La corrida de El Ventorrillo, sin fracasar como en otros pagos, tampoco nos ha gustado. Reses de buena presencia para este coso, pero sin fondo, mansos –alguno demostrándolo en exceso- y sin esa nobleza y claridad de otras tardes. Destacó ese segundo, de nombre Alpargatero, con 561 kilos, castaño y acucharado de cuerna, que casi llegó a cumplir en varas, manseando después, y que llegó a la muleta con un noble pitón zurdo, siendo muy poca cosa lo mostrado por el contrario. El tercero, Arisco, otro castaño de 536 en la romana, delantero de armas, no valió nada, ni en varas, ni en la muleta, complicándose a medida que transcurría la faena, de forma engañosa.
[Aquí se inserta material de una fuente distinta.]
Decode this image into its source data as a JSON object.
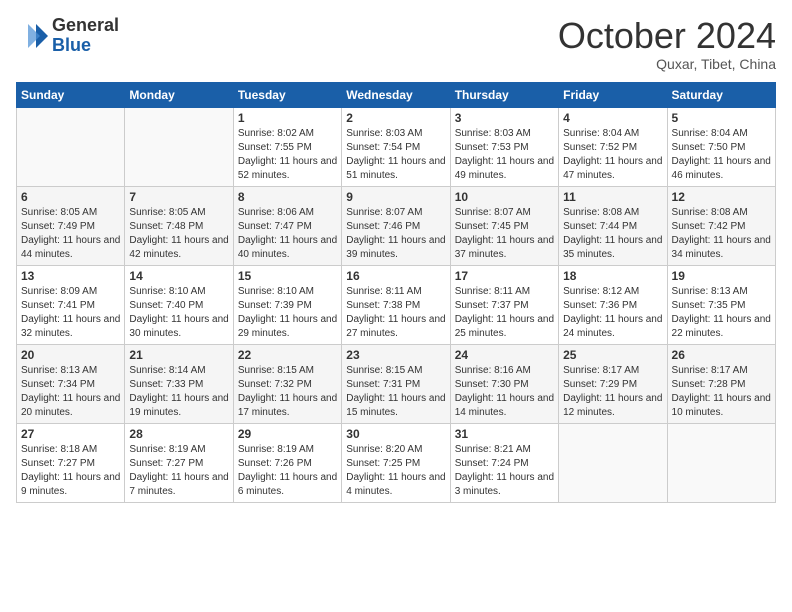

Tampoco fue un gran toro Apresado, por más que hubiera esa inconcebible petición de indulto; negro salpicado, tocado, maseó en varas y llegó a embestir –no sin regañadientes- por el derecho, pero con cabeceo y calamocheo y sin entrega por el zurdo, yendo a menos en la faena. El último se llamó Centinelo, con 565 en la báscula, capa negra bragada, tocado de defensas, manso y rajado desde el principio, siempre buscando la salida de los lances, el refugio en tablas, y con brusquedades sin cuento. Una corrida, en resumen, en la que la maestría de Julián hizo mejores a sus enemigos de lo que en realidad fueron.